Function Call = Structural Connection. When a model triggers an external process, this call acts as the stud that links language to action.
Context Memory = Shared State. The baseplate of your Lego system — it lets agents remember and coordinate, keeping the structure coherent over time.
Once you see these as universal interfaces, you realize you’re not programming; you’re describing relationships. You’re deciding how thought, action, and memory talk to one another.
Step 3: Start with a Small Agent
Begin small. You don’t need to build an entire cognitive city. Start with one “brick-sized” intelligent assistant — a self-contained agent that performs a single meaningful task:
An email assistant that drafts and classifies messages.
A knowledge retrieval agent that answers questions from your own notes or documents.

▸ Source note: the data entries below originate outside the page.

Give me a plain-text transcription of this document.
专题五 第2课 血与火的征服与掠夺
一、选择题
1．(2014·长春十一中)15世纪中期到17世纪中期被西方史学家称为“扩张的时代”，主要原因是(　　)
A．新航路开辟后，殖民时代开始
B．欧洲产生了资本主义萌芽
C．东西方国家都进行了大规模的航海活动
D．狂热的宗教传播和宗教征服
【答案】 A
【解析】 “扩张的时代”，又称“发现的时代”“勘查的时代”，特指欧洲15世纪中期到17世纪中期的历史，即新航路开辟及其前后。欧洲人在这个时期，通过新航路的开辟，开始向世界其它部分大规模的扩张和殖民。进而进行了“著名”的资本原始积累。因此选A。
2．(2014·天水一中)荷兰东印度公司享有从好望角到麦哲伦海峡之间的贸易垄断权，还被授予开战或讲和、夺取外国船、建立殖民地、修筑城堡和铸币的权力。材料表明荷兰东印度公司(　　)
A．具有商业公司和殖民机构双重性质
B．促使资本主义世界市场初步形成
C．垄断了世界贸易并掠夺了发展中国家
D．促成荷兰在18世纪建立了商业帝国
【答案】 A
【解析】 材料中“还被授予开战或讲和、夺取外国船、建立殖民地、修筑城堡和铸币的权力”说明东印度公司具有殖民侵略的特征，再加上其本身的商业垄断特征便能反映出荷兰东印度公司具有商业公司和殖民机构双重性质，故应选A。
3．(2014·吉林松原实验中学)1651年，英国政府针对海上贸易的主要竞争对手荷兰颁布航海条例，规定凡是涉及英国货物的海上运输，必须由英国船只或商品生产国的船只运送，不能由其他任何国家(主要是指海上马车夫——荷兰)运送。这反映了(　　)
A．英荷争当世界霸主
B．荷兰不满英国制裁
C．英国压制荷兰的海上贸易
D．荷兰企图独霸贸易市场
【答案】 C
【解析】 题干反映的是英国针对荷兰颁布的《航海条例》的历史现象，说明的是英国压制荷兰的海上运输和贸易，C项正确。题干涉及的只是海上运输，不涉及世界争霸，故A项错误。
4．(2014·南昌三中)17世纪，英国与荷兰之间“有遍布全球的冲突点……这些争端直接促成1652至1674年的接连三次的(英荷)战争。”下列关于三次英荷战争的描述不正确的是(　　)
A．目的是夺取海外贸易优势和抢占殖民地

A research summarizer that organizes information from multiple sources.
A content publishing helper that formats and posts your writing automatically.
These are your first Lego pieces — simple, functional, and modular. Once you build one, you can connect it to another. Two or three agents can form a miniature ecosystem, collaborating through shared context or handoff logic.
“Each agent is a brick, and every brick can grow into an ecosystem.”
The goal is not to engineer software, but to learn how intelligence behaves when structured.
Like Lego, the more you build, the more patterns you discover.
Eventually, you stop seeing isolated functions and start seeing systems —
not code, but compositional intelligence coming to life through your design.
For those who has no computer science background
Many people assume that building intelligent systems requires a background in computer science, but the coming era may prove the opposite. Those who understand how ideas, processes, and people fit together — designers, teachers, managers, writers, scientists — often possess a natural sense of architecture. If they begin to experiment with intelligent components the way they once learned new creative tools, they may discover structures that engineers would never imagine. Because what matters now is not syntax, but composition — not coding, but the ability to see how pieces of thought and function can form living systems.
As a practical next step, I highly recommend exploring Andrew Ng’s new course on Agentic AI. It offers a clear and accessible introduction to how agents work, how they connect reasoning with tools, and how anyone — even without a computer science background — can start experimenting with these ideas. It’s an ideal bridge between theory and practice, and a perfect place to begin building your own intelligent Lego.